March 13. Everyone knows what that date signifies. Sure, it may fluctuate a bit from country to country, but everyone in the world had a mutual experience at the beginning of March. I don’t need to get into it.

For me, March 13 is the day I was told to not come into the office. Lockdown measures had spread their way through every corner of Albania and the proceeding days had seen schools, restaurants, and public transportation coming to a halt. Now, it was our turn.

I spent most of the lockdown working from home building a website. Filling spare time with lots of YouTube, podcasts, Netflix, and the occasional chat with a roommate that spent his time in online school or playing video games. I would sit out on the balcony of my flat soaking up the sun as I watched the police on the street stopping passing cars and pedestrians, checking for the proper paperwork. I watched as groups of teenagers rode their bikes up and down the road, not worried about the policemen. I wish I could be as carefree, but I wasn’t willing to risk a fine just for a casual stroll. The most that would happen to those high school kids was a cop telling them to go home, which would likely result in the group just moving along to a different part of town, unbothered.

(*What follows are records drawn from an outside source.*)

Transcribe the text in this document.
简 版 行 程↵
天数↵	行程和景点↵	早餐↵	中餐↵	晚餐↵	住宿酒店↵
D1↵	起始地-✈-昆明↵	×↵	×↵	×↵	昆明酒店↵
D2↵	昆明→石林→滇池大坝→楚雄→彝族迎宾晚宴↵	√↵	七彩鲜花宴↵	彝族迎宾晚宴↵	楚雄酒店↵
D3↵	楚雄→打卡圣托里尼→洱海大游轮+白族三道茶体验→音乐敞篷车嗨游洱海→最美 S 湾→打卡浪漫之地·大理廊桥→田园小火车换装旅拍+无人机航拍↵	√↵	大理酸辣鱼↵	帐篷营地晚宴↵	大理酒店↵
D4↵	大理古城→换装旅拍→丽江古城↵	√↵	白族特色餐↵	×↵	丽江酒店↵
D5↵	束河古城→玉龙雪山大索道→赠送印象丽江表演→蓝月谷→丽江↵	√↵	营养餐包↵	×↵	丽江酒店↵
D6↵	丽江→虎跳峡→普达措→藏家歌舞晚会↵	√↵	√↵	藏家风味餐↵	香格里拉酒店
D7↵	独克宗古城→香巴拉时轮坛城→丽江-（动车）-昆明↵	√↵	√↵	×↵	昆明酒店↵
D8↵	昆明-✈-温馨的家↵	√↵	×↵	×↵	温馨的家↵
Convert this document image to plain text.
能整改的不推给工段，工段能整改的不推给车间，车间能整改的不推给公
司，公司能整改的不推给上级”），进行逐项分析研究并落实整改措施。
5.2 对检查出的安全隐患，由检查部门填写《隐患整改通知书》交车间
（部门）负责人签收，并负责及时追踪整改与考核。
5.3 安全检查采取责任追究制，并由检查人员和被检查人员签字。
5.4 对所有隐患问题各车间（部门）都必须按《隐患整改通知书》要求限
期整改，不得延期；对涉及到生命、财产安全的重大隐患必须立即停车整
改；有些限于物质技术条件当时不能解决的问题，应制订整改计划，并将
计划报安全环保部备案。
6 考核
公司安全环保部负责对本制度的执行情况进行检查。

As I sat, my mind would inevitably wander. I would day dream about what life would be like if I was allowed out of my house for more than just an essential run to the grocery store. I sat for hours and stared into the hills that rise up behind the apartment buildings across the street. Day after day I scan the hills, noticing little dirt pathways crisscrossing their way to the top likely formed by herds of goats as they wander around the mountains. As many of the surrounding hills that I’ve been in, this one is an exception. My calves haven’t felt the burn of this incline. I haven’t seen the view from this peak.

That’s when I decided. Not necessarily on a particular day, but during the long hours of lockdown, the long hours of staring at the hills as they turn green with the coming of spring while we sit inside waiting to be allowed to wander without penalty. I decided that as soon as it was possible, I would climb this hill and again truly appreciate the freedom of being outdoors.

Again, the exact day escapes me, but when the lockdown measures eased up a bit we were allowed out with fewer restrictions, but with a curfew of 5pm. I didn’t let the time go to waste, and the first chance I got I was out the door. Calves burning, nostrils finally reintroduced to the smell of dirt, I climbed the hill. After the first five minutes weaving through alleyways between stone houses, I found the pathway that I had been staring at for the past four weeks.

As I climbed I kept looking over my shoulder as the city slowly grew smaller. I didn’t plan to take any photos, so I was hiking without the weight of a backpack on my shoulders - a rare occurrence for me. I followed a few goat trails until I stumbled across what seemed to be a service road for the electrical lines that rose and fell through the hills around Pogradec. The road wound up behind the peak I had been eyeing for a month and I lost sight of the city.

Rounding one more bend in the road, I noticed a rocky pathway that was either a goat trail of a runoff for water. I didn’t care either way, it was heading north, which is the direction I wanted to finally have a different view of the town I had been locked in for 30 days.

Within two minutes I came over the crest of the hill and was welcomed with what I would argue is the best vantage point of Pogradec: a panoramic view of Lake Ohrid, sparkling in the morning sun, surrounded by hills and mountains on all sides. The red roofs of Pogradec below by the lake shore provide a contrast to the fresh greenery of spring. Huge clouds float lazily by blissfully unaware of thousands of people below that are finally able to appreciate the blue sky yet again.